Когда сегодня мы с болью видим или слышим, как в пикетах больших и малых городов России стоят педагоги, инженеры, врачи, шахтеры с металлургами, ученые-атомщики, мы понимаем: они тысячу раз правы. Их невыданные деньги заработаны потом и кровью, платят им не за зря. Играть с получкой и прежде было опасно с работающим людом (вспомните Новочеркасск!), тем более нынче, ведь уже развешаны перед властями предупредительные знаки «Осторожно — мины!». С тем, что называется «рынком», никакая Америка, Англия с Францией в придачу не справятся: профуканные кем-то и где-то деньги можно не давать, но — заработанные?!

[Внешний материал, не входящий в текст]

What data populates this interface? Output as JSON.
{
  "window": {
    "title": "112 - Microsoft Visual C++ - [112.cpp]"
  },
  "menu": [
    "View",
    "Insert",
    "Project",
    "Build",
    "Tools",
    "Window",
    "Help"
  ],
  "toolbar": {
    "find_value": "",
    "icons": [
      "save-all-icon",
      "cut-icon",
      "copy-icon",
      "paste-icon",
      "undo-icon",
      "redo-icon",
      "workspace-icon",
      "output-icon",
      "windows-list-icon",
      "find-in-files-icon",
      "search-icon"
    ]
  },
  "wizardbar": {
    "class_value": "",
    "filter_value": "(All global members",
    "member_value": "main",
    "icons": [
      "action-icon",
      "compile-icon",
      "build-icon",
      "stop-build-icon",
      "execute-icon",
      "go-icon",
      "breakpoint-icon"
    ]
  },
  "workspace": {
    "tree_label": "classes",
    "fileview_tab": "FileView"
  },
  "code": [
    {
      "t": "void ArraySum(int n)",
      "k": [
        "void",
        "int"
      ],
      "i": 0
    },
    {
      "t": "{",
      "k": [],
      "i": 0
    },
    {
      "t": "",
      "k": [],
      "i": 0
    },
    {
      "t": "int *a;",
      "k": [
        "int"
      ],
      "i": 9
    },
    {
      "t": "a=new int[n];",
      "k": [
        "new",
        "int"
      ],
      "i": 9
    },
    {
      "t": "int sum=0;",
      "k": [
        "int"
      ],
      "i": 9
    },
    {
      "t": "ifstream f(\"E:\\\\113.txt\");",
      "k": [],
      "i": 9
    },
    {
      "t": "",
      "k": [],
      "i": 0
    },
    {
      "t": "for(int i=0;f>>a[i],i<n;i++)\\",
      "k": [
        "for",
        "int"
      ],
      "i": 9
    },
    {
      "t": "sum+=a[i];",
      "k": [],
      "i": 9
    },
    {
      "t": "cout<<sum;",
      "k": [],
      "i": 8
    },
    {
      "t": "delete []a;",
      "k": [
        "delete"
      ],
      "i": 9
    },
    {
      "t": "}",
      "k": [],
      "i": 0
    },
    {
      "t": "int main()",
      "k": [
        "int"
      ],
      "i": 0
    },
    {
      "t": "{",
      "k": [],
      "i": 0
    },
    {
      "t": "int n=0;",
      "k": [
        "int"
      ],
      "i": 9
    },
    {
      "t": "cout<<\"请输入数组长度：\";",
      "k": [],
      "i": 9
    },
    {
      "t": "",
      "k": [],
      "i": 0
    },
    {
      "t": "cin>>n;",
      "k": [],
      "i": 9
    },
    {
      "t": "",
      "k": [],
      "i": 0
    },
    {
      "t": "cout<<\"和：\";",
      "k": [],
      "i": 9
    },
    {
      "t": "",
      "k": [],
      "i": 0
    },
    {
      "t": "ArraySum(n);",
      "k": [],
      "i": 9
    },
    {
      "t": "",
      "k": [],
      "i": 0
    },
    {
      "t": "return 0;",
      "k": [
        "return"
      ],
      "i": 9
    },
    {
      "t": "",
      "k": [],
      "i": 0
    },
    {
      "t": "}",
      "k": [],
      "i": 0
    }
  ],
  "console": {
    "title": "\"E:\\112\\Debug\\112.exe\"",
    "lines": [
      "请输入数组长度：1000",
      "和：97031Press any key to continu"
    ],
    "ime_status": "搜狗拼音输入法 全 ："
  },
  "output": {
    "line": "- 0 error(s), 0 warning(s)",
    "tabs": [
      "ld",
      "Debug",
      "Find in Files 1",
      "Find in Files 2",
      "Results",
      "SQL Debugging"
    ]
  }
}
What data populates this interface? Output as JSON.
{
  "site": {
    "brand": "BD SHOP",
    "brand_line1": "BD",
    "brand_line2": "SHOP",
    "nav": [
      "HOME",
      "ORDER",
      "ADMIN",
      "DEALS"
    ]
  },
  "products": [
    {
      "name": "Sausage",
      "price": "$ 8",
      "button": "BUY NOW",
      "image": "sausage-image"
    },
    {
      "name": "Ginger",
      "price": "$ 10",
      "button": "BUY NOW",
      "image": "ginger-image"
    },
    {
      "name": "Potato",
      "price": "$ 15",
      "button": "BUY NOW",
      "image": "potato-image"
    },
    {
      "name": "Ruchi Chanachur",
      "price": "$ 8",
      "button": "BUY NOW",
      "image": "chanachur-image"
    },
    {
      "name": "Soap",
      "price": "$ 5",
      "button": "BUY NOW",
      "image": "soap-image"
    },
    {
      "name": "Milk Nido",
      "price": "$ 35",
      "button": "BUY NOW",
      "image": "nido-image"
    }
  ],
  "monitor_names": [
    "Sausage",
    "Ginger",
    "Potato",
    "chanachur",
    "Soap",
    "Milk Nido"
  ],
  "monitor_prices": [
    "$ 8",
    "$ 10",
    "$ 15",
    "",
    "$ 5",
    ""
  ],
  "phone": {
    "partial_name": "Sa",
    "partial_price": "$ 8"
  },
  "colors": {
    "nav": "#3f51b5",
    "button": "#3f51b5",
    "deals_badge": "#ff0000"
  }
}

Что касается рассказанной мною истории с крылатой фразой Анатолия Аграновского, вывод предлагаю такой: и «в добрые старые времена», и «в некотором государстве» судьба газетчиков неизменно ответственна. Редакторы приходят и уходят, а журналисты остаются. Их век долог, хотя и не вечен.
К собственному удивлению, нахожу вдруг в юношеском дневничке такую запись: «Сколь долго мы ни проживем на этом свете, нам не удастся ни на мгновение укоротить время, которое проведем в мире ином». Прав автор этой мысли?
Ничего в нашей жизни вечного нет, кроме небытия.